Loudeye Technologies Inc.’s, digital content infrastructure and services provisions could get a bit more rounded out. The Seattle firm late Tuesday acquired webcasting provider Activate.net Corp., a majority-owned operating company of struggling incubator CMGI Inc.


The transaction is good to the tune of $1 million, said a Loudeye spokesperson, with the option for Loudeye to pay $3 million in stock or cash within a year. The firms expect Activate, which generated revenues of $7.7 million in 2000, to see revenues of between $8 million and $9 million for the full year 2001, growing to approximately $12 million in 2002. Loudeye believes it will record a special charge related to the consolidation of operations of between approximately $2 million and $2.5 million in the third quarter, most of which will be non-cash.


Activate, a provider of live and on-demand webcasting services for enterprise business communication, should fatten both Loudeye’s digital media service offerings and add new revenue stream sources. Despite a soft market, research firms such as Jupiter Media Metrix have predicted enterprise streaming could top $2.8 billion over the next couple of years. Indeed, Loudeye is hoping to attract the eyes of its existing customers, including AOL,
Bertelsmann, MSN and Amazon.com with the addition of steaming capabilities, but Activate comes with its own armada of customers — about 300 firms, including Microsoft.


Businesses use webcasts to deliver training, product marketing, sales support, corporate communications, customer service, public relations and travel to employees and customers.


The companies will be integrated thus: Loudeye hopes to consolidate its digital media services, music samples and Loudeye Radio business units into Activate Grand Central, Activate’s digital media broadcast facility, which manages and streams thousands of simultaneous audio and video signals. The center was hyped for helping stream a Madonna concert from London that drew 9 million music fans last Nov. 28.

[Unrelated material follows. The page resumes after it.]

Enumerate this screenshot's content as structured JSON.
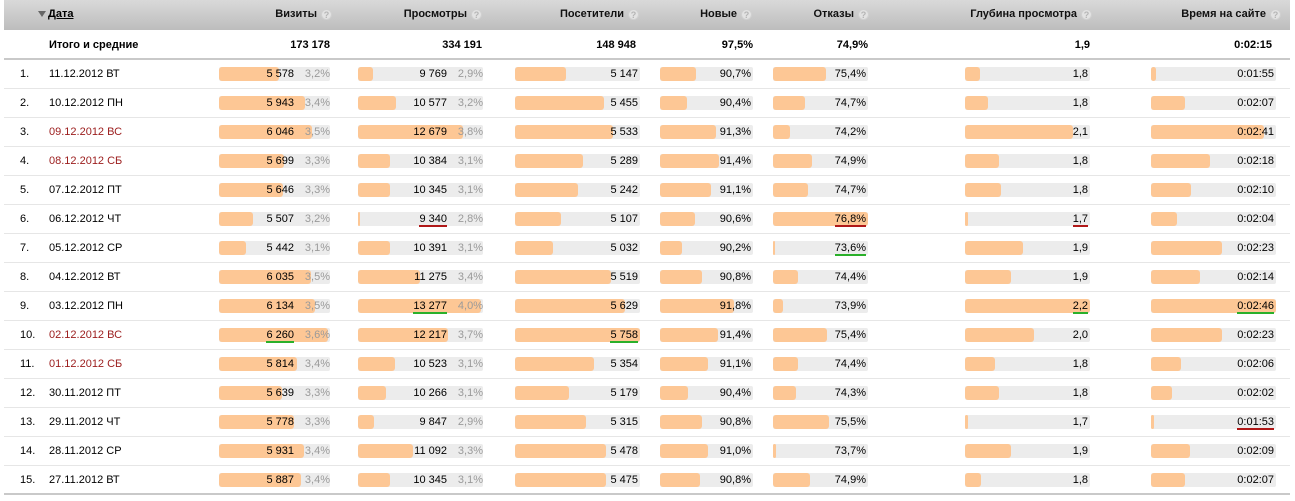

Loudeye also expects Activate’s infrastructure, webcasting technologies, ad insertion expertise and streaming content delivery networks to beef up its hosted music samples business and Internet radio solutions.


In terms of personnel, Activate President and Chief Operating Officer Dennis Shepard would assume the role of president and general manager of the Activate subsidiary under Loudeye and Activate Chief Executive Officer Jeff Schrock would serve as an advisor to Loudeye. Activate’s 85 employees will remain with the entity in production, operations, customer service and support, sales and marketing functions.


The proposed deal should come as no surprise to anyone, really. Andover, Mass.’s CMGI, which announced abysmal double Q2 losses shortly after the Loudeye bid was announced, has been looking to toss off Activate on someone else since March


Loudeye will hold an investor teleconference at 11 a.m. EDT on Wednesday, Sept. 26 to discuss the deal.